I’m not sure just how my mother found the time and energy to establish her fairy-tale flower gardens along with all the gardening, picking, canning and freezing that she tackled each summer as a result of Dad’s ambition to raise most of the food our family ate.
I suppose it was a result of the fact that she grew up the second oldest of a family of six children and was assigned chores at a young age. In those days, just about everybody was at least part farmer. People raised gardens, kept chickens and milk cows, even those who lived in towns, and housework was hard work without today’s dishwashers, clothes dryers, vacuum cleaners and myriad electric kitchen appliances. Firewood had to be carried into the house, even in summer for cooking. Water was brought from the well in a large bucket with a handy dipper for a quick drink, and in more copious amounts for bathing, laundry, cooking and cleaning.

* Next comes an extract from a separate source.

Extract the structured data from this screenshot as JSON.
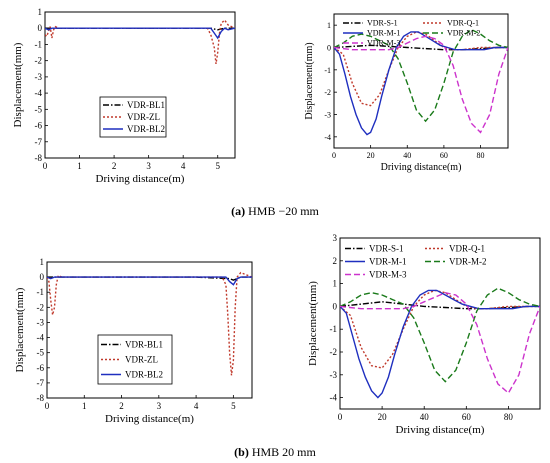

Born in 1904, Mother was a teenager during the Roaring Twenties and eager to embrace the modern world that was so rapidly changing. Fortunately, she married my dad, a man who was fascinated by machines and gadgets and enthusiastic about new ideas. Over the years, he provided her with every new household gadget he could afford, and if he couldn’t afford it, he was clever enough to provide a homemade version of any labor-saving device she wanted. So, when she expressed a desire for a pool of water in her flower garden, he produced one for her.
The first one was a simple trickle from the garden hose, flowing over a stair-step of stones into a small stone-lined pool. A weeping willow tree draped gracefully over one edge, shading petunias and snapdragons from the hottest sun of the afternoon. She wished for goldfish and waterlilies, but the pool was too shallow to support them. When we moved to another house with a larger back yard, Dad built a cement-lined pool that was deep enough for the goldfish but lacked shade and a dirt bottom; no attempt was made to establish water plants. Dad made a birdbath from concrete, molding the basin in a large garbage-can lid and studding it with seashells. Water was piped underground and up through the stem of the birdbath, complete with a sprinkler head for a picturesque spray of water that fell gently onto the ferns, pansies and violets Mother planted around the base.
A board fence separated the back yard from the more public part of the lawn facing the street, and Mother planted zinnias, gladiolas, marigolds, snapdragons and other sun-loving flowers in a riot of colors all along both sides of the fence. The bright, fragrant flowers attracted hummingbirds, butterflies, honeybees and bumblebees. As children, my sisters and I spent many summer hours watering the flowers with pop bottles we filled from the fishpond, then daring each other to lure the plump bumblebees into the empty bottles. I don’t remember any of us ever being stung while doing that, but I do remember stepping on a bumblebee nest while running across a neighbor’s yard. I concluded that the neighbors must have “bad” bumblebees, as ours were gentle and would never be that vicious.
When we moved to the acreage with its extensive lawn, there was ample room for a BIG fountain and birdbath; one with winding little streams that spilled into a number of shallow pools snaking across the yard. The central fountain trickled down over a mound constructed of a variety of shapes and sizes of rocks and into an encircling pool before starting its journey past plantings of nearly every flower in the seed catalog that was known to thrive in our part of the state.
There were roses and iris, star-shaped lilies, green Bells of Ireland, ferns and cactus, rubber plants, snake plants, daffodils, violets, bleeding-heart shrubs, Sweet Williams, bluebells, Lily-of-the-valley and many other plants transplanted from the woodlands and generous neighbors’ gardens. And, still, along the driveway was the long row of iris Mother had cultivated for years, two fragrant old-fashioned lilac bushes, and the delicate silver-lace vine that festooned the clothesline pole and crept along the clothesline wires.